The Electronic Health Records for Clinical Research (EHR4CR) project, which is working to combine health records from multiple European countries into a central repository for clinical research, offers an example of some of these issues. Funded by the European Innovative Medicines Initiative (IMI), the project involves a consortium of ten pharmaceutical companies, 24 public partners and two subcontractors working together with the major aim of establishing clinical research processes for existing data in EHRs across European countries.[73,74] Reports from this coalition have demonstrated the breadth of this challenge – even the choice of which structured data elements should be inventoried for clinical trials required significant input from a large group of experts.[75] However, once defined, the group was able to demonstrate whether a given site in the network was feasible for retrospective trials based on the information contained in these elements, an impressive feat considering the multiple languages and hospitals from which they were sourced.

The most effective method for the storage of genetic data and integration into an EHR or EDW is even less well defined. Whole-exome sequencing at an average read depth of 30× produces approximately 5 GB of data, while whole-genome sequencing at the same depth produces closer to 100 GB of raw data. No other currently utilized diagnostic produces this quantity of data, and the current implementations of the EHR and even many EDWs are not equipped to handle such massive data. NGS also is an unusual diagnostic in that our understanding of the results may change over time, and this may change the way we treat a patient, even long after the date of the original diagnostic.[76] Thus, repositories for NGS data must have vast storage capacity, but also be accessible in order to update the results.
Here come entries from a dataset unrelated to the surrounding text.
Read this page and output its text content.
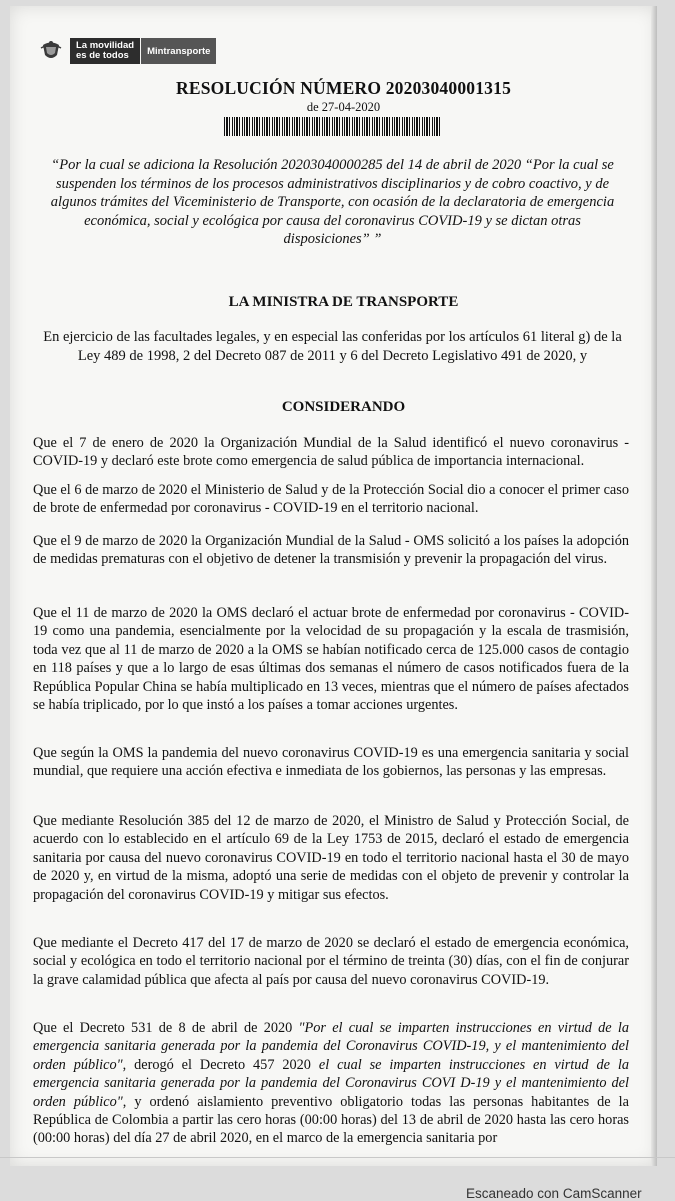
La movilidad
es de todos	Mintransporte
RESOLUCIÓN NÚMERO 20203040001315
de 27-04-2020

“Por la cual se adiciona la Resolución 20203040000285 del 14 de abril de 2020 “Por la cual se suspenden los términos de los procesos administrativos disciplinarios y de cobro coactivo, y de algunos trámites del Viceministerio de Transporte, con ocasión de la declaratoria de emergencia económica, social y ecológica por causa del coronavirus COVID-19 y se dictan otras disposiciones” ”

LA MINISTRA DE TRANSPORTE

En ejercicio de las facultades legales, y en especial las conferidas por los artículos 61 literal g) de la Ley 489 de 1998, 2 del Decreto 087 de 2011 y 6 del Decreto Legislativo 491 de 2020, y

CONSIDERANDO

Que el 7 de enero de 2020 la Organización Mundial de la Salud identificó el nuevo coronavirus - COVID-19 y declaró este brote como emergencia de salud pública de importancia internacional.

Que el 6 de marzo de 2020 el Ministerio de Salud y de la Protección Social dio a conocer el primer caso de brote de enfermedad por coronavirus - COVID-19 en el territorio nacional.

Que el 9 de marzo de 2020 la Organización Mundial de la Salud - OMS solicitó a los países la adopción de medidas prematuras con el objetivo de detener la transmisión y prevenir la propagación del virus.

Que el 11 de marzo de 2020 la OMS declaró el actuar brote de enfermedad por coronavirus - COVID-19 como una pandemia, esencialmente por la velocidad de su propagación y la escala de trasmisión, toda vez que al 11 de marzo de 2020 a la OMS se habían notificado cerca de 125.000 casos de contagio en 118 países y que a lo largo de esas últimas dos semanas el número de casos notificados fuera de la República Popular China se había multiplicado en 13 veces, mientras que el número de países afectados se había triplicado, por lo que instó a los países a tomar acciones urgentes.

Que según la OMS la pandemia del nuevo coronavirus COVID-19 es una emergencia sanitaria y social mundial, que requiere una acción efectiva e inmediata de los gobiernos, las personas y las empresas.

Que mediante Resolución 385 del 12 de marzo de 2020, el Ministro de Salud y Protección Social, de acuerdo con lo establecido en el artículo 69 de la Ley 1753 de 2015, declaró el estado de emergencia sanitaria por causa del nuevo coronavirus COVID-19 en todo el territorio nacional hasta el 30 de mayo de 2020 y, en virtud de la misma, adoptó una serie de medidas con el objeto de prevenir y controlar la propagación del coronavirus COVID-19 y mitigar sus efectos.

Que mediante el Decreto 417 del 17 de marzo de 2020 se declaró el estado de emergencia económica, social y ecológica en todo el territorio nacional por el término de treinta (30) días, con el fin de conjurar la grave calamidad pública que afecta al país por causa del nuevo coronavirus COVID-19.

Que el Decreto 531 de 8 de abril de 2020 "Por el cual se imparten instrucciones en virtud de la emergencia sanitaria generada por la pandemia del Coronavirus COVID-19, y el mantenimiento del orden público", derogó el Decreto 457 2020 el cual se imparten instrucciones en virtud de la emergencia sanitaria generada por la pandemia del Coronavirus COVI D-19 y el mantenimiento del orden público", y ordenó aislamiento preventivo obligatorio todas las personas habitantes de la República de Colombia a partir las cero horas (00:00 horas) del 13 de abril de 2020 hasta las cero horas (00:00 horas) del día 27 de abril 2020, en el marco de la emergencia sanitaria por

Escaneado con CamScanner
Some have suggested that this will require a significant shift from our current human-centric approach to genetic analysis to trusting more in computer-centric approaches.[76] In order to make this shift, EDWs will need to be carefully designed in order to either handle large quantities of data internally or to be able to interact with external storage systems in a way that allows for the accurate linkage of results and rapid access for both research and clinical purposes.

These challenges are currently being explored in depth by the Electronic Medical Records and Genomics (eMERGE) Network, funded by the National Genomic Research Institute (NHGRI) and consisting of nine institutions with the goal of integrating EHR data from all of the institutions and combining them with collected genetic data. In a report on the original five sites, EHR quality problems were elucidated, including a significant need for natural language processing at those sites that utilized text-based EHRs, the lack of certain elements as structured data, including smoking status and allergies, and the variable capture of other 'meaningful use' data.[77,78] When adding genetic data, problems with different genotyping technologies between sites, as well as data issues, including the merging of these disparate technologies, imputing for missing genotypes and correcting for strand orientation, became issues.[79] The group has already overcome many of these problems for genotypic data, however, and some of these successes are outlined in Box 1. Other creative ways of approaching data quality problems have allowed the group to produce numerous publications demonstrating the power of EHR-based phenotyping and phenotype-based association studies.[80–82]

Large-scale attempts to integrate diverse datasets, including inputs from multiple EHRs and other previously untested sources, such as genotyping, will pave the way for better phenotyping via retrospective studies and improved genetic studies, which are necessities for personalizing the treatments for chronic disease. As groups such as EHR4CR and eMERGE share what they have learned, other organizations will be able to follow suit and contribute their own lessons. Furthermore, the continued development of analytics solutions by large corporations that are accustomed to dealing with complex datasets that take these lessons into account will provide the technological basis for the development of an EDW that will truly alter clinical practice.